Apple's got a history of noisy services. I remember when iOS 4.0.0 was blocked from the email service I was working for and many others because it basically spammed mail servers. A lot of our customers were mad that the software update disconnected them, but Apple released 4.0.1 quickly to address this.
TCP cannot tell what the application wants. If the client application never closes the connection then TCP will keep that connection alive indefinitely (assuming you configured it with keep alives). Each connection consumes some resources on the server (primarily send and receive buffers in memory). So if your application never tells TCP to close the connection then it hogs server resources. There are many malicious DoS tactics that go for the same effect.
> There are many malicious DoS tactics that go for the same effect.
One of the most popular is a slowloris attack.
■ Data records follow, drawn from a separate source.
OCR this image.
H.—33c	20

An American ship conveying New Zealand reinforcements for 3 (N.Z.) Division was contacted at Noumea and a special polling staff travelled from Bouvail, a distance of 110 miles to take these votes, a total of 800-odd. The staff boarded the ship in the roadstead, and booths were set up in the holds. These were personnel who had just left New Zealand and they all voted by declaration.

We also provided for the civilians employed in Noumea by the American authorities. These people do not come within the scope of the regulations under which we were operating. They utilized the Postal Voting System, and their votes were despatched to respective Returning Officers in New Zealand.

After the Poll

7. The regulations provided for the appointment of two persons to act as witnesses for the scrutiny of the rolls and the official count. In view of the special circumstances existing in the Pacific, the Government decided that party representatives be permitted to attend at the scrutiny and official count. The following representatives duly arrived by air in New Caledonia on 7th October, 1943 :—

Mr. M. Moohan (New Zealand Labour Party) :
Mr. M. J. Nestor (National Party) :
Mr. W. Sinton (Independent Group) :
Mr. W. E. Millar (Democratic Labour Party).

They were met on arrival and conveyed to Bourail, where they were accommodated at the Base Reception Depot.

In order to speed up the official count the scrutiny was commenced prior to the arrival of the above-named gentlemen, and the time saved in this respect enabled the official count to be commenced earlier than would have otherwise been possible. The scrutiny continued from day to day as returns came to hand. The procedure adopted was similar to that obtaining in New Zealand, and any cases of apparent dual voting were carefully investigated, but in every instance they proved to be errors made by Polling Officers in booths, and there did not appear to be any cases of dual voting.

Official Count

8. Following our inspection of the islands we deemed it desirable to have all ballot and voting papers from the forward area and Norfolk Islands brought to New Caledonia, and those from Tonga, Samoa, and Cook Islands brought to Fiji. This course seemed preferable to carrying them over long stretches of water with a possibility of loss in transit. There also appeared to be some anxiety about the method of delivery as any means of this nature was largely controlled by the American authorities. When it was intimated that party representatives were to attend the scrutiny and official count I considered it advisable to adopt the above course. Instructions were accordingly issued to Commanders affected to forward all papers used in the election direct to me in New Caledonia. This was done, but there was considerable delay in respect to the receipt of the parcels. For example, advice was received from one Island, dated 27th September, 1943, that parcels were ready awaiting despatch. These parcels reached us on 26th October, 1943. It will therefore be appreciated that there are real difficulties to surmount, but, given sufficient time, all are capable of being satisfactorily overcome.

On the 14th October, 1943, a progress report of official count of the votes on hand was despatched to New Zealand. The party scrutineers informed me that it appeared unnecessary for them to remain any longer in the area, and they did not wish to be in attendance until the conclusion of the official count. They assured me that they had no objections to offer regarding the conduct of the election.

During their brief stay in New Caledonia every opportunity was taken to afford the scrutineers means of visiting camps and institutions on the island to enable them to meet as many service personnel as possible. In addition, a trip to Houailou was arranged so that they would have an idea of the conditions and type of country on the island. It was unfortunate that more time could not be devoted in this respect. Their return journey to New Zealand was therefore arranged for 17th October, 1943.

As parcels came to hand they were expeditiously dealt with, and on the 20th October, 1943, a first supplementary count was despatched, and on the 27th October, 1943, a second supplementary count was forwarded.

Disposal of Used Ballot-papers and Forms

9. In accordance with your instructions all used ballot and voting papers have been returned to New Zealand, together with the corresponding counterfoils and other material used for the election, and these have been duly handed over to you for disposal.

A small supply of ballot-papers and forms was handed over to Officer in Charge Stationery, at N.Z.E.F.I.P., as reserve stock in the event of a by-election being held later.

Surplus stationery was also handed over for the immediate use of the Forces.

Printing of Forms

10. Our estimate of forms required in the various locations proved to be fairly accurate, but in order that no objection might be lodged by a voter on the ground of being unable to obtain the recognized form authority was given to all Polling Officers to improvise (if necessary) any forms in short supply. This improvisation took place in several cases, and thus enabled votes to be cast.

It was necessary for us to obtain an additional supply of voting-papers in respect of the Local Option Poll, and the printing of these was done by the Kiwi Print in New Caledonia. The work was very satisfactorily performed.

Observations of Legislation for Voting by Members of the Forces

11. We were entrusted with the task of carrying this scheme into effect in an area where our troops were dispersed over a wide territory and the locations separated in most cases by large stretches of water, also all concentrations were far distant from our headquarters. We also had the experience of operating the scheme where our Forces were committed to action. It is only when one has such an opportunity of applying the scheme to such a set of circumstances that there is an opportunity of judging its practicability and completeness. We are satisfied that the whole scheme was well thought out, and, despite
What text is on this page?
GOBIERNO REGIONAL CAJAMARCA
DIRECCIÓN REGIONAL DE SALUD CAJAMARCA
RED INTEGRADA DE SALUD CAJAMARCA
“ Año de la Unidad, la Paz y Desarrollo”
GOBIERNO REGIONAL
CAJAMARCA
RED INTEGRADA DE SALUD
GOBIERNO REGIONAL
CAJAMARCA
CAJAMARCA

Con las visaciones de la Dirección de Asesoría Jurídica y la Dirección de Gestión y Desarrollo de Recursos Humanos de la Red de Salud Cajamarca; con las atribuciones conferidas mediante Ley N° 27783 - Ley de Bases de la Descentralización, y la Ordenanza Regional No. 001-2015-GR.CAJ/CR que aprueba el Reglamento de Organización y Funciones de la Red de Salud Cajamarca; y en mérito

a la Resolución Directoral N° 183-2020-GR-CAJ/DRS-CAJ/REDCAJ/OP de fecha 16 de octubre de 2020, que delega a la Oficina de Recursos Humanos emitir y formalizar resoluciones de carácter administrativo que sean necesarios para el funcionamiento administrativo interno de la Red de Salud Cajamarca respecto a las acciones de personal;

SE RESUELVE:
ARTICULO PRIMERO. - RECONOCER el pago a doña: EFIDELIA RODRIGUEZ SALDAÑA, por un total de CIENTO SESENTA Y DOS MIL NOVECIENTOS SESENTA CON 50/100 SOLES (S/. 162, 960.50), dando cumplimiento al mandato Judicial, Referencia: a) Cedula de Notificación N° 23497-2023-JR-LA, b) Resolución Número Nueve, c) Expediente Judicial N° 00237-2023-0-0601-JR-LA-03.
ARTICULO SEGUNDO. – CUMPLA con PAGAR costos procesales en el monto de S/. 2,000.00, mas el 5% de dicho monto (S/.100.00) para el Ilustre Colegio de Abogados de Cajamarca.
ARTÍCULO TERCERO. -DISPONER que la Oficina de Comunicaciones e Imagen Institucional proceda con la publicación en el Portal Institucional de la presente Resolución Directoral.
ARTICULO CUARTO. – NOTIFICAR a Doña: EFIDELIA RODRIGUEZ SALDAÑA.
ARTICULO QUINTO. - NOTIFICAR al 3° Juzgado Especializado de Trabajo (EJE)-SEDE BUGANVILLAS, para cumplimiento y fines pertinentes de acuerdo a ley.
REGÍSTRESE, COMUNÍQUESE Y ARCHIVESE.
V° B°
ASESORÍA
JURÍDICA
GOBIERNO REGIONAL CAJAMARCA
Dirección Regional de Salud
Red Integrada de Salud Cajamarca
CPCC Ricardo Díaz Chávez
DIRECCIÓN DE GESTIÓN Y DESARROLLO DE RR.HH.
It's particularly pernicious if it's distributed and coming from a botnet or something. https://en.wikipedia.org/wiki/Slowloris
Would a sane server not set an upper limit to the lifetime of these connections? In YouTube's case, something like... the length of the longest video? edit: or perhaps even the _exact_ length of the video being requested?
Rather than using a single HTTP request to pull a video stream, your player makes (hopefully intelligent) HTTP requests as needed to pull pieces of potentially multiple streams of different bitrates.
[0] http://labs.prx.org/2012/11/14/ios-6-0-devours-data-plans-ca...